Besides making sure your assessment is addressing the learning goals, you want it to be engaging for your learners. This is a chance for them to get an idea of what they know and how that knowledge can be useful to them in their lives.
Here are five things you don’t want to do in your assessment design:
Multiple-choice quizzes can be an excellent way of gauging your learner’s knowledge and providing immediate feedback but when they are the sole type of assessment, both you and your learners are missing out.
You might think you're winning with the automated marking and checkbox approach to addressing learning goals, but as with all life and learning, your students will disengage without variety.
So add in some short-answers, matching, cloze questions, or activities that require learners to move beyond basic recall and give them an opportunity to analyse and create.
Being able to recall information is the first step in learning.
But, when you ask your student to list off anything they could find in the textbook, are you really assessing your student’s recall? Or are you simply checking their ability to cut and paste?
In online learning, where students have access to information at their fingertips (and often complete assessment without invigilation), asking them to list off criteria or factors is not giving you (or them) any evidence of their learning.
Give your students an opportunity to show you they can apply their learning by asking questions that require some real-life examples.
You’ve written a mix of multiple choice, short answer and interactive activities – but in your short answer assessments, it’s not clear what is being asked of the student.
Do they have to upload a file?

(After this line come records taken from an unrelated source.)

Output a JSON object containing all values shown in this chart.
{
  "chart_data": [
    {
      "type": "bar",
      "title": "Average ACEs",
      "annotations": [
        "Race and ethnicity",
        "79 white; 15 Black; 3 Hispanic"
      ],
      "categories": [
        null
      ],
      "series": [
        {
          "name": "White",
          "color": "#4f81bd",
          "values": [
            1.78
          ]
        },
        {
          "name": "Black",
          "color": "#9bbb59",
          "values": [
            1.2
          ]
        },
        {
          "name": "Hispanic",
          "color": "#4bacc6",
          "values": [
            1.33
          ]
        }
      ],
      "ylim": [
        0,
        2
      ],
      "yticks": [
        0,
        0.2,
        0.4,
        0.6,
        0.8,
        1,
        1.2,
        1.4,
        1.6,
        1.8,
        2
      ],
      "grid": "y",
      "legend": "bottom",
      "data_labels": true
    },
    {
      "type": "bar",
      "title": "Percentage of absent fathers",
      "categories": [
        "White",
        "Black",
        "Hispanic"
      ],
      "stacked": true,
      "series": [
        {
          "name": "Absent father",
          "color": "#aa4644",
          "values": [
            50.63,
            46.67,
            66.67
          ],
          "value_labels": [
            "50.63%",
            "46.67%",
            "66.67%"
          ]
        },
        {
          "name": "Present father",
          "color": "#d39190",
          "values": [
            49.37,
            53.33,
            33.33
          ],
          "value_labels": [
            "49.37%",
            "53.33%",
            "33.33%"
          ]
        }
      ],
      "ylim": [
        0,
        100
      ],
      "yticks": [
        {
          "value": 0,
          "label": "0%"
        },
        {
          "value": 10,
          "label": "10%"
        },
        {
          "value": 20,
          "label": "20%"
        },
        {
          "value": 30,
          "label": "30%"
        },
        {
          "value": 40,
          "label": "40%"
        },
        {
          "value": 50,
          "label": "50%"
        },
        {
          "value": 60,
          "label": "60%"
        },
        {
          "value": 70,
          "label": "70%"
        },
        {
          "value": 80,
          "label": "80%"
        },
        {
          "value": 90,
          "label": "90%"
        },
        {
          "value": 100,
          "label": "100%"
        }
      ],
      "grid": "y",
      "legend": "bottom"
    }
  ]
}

Create a video? Write an essay?
Be very clear about what is required to complete a task. And don’t overcomplicate.
Break multi-task activities into smaller individual tasks to minimise the cognitive load.
Let’s not forget about providing clear instructions for assessors.
If your assessment is being manually marked by a human then for the fairness and benefit of both students and assessors, be clear in your marking guidelines.
“Students must answer to the satisfaction of the assessor” is wonderfully trusting of your assessors and liberal in its interpretation of what is a “correct” answer but it also leaves your students open to assessor-bias.
Give your assessors clear guidelines for what constitutes a satisfactory answer.
Possibly the most useless assessment question of all is the multiple choice question that gives the option of answering “All of the above”.
While this might appear to be a quick and easy way to present questions that have multiple answers, its structure means that when this option is available, learners aren’t necessarily showing that they know the answer but that they have partial knowledge or merely eliminated other options.
If a question requires a more nuanced, multiple-answer response then a short answer question (or even an extended check-all-that-apply multiple choice question) provides a full-knowledge assessment.
Well-designed assessment enables your learners the opportunity to get feedback on what they know, how they can apply it in real life and what they need to focus on to meet their learning goals. It creates online learning that is supportive, engaging and effective.